The River Ouse is one of the more serious tracks on the album, lyrics wise. We wrote the music together, it’s basically a long jam which we later condensed into a song. It’s the longest track on the record and it’s one of my personal favorites, even though it’s the only one where I wasn’t completely happy with the production. But considering the whole thing was recorded with four microphones in Mathias parents basement, it’s still pretty good.
As I said earlier, I was pretty depressed when writing a lot of the lyrics on this album. This is maybe the most honest song I’ve written in some ways. It’s a bit hard to listen to it now actually. When I started writing the text I was reading a lot about Virginia Woolf. The story of her life really moved me. I guess I can relate to some of her problems, artistically, since we have a similar history of mental illness. I used The River Ouse to point at this complete hopelessness, as a metaphor for a struggle with oneself that in the end feels impossible to overcome.

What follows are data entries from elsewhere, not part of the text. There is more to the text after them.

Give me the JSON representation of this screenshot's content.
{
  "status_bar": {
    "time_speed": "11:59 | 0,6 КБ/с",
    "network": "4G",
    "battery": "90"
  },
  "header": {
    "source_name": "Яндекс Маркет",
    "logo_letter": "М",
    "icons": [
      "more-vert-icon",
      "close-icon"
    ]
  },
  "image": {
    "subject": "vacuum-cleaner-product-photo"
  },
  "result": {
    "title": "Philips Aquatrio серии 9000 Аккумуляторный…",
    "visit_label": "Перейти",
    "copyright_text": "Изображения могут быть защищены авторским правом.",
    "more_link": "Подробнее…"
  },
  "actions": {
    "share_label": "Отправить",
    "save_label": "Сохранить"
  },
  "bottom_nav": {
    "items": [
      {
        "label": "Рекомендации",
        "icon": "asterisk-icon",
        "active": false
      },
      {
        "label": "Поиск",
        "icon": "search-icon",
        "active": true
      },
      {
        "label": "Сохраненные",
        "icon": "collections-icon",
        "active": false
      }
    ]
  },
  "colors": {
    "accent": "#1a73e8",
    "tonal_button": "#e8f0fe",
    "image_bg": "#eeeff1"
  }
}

The song was very bleak to say the least in the first few drafts. But then after half of the song I added a passage where I revisit this memory of seeing rain and sun at the same time, standing in the forest as a kid. I remember the feeling so clearly, how I lost myself in the beauty of nature. I then go on to compare this to what I try to achieve while making music, which is to find this beauty hidden in all things things, to lure it out. What we strive for is to add some color to the world, make something beautiful to share with others. Basically that this, our art, though it’s a frail situation sometimes, is what kept me going at the moment.
The next song is very personal as well. I wrote it to someone I love when she got diagnosed with a very serious disease. It’s about caring for someone and not leaving when things get rough. That and an attempt to find comfort in the idea that we’re all projections in an ever-changing cloud of energy, and in this regard we’re not separate entities at all. The feeling of loneliness becomes an illusion brought on by the limits of our consciousness.
After this we visit a more happy place again. Summer Triptych has the same kind of function on the album as I Will Speak Until I’m Done. It’s distorted and simple. It also reflects the three acts of the album thematically, though on a very subtle level. This song, as well as the last one, is based on the same chord structure as the first two songs. It’s sort of an inverted version of the opening, we thought we’d go out the way we came in so to speak. The lyrics are about skateboarding, just floating around enjoying it, even though you’re not very good at it.
The last song has no lyrics at all. It’s just us leaving and the ocean coming back in again, and you returning to whatever veil of reality you occupy. Also, if you listen to the album on repeat, it makes for a very smooth passage back to the beginning.
The Veil is out on September 8th 2014.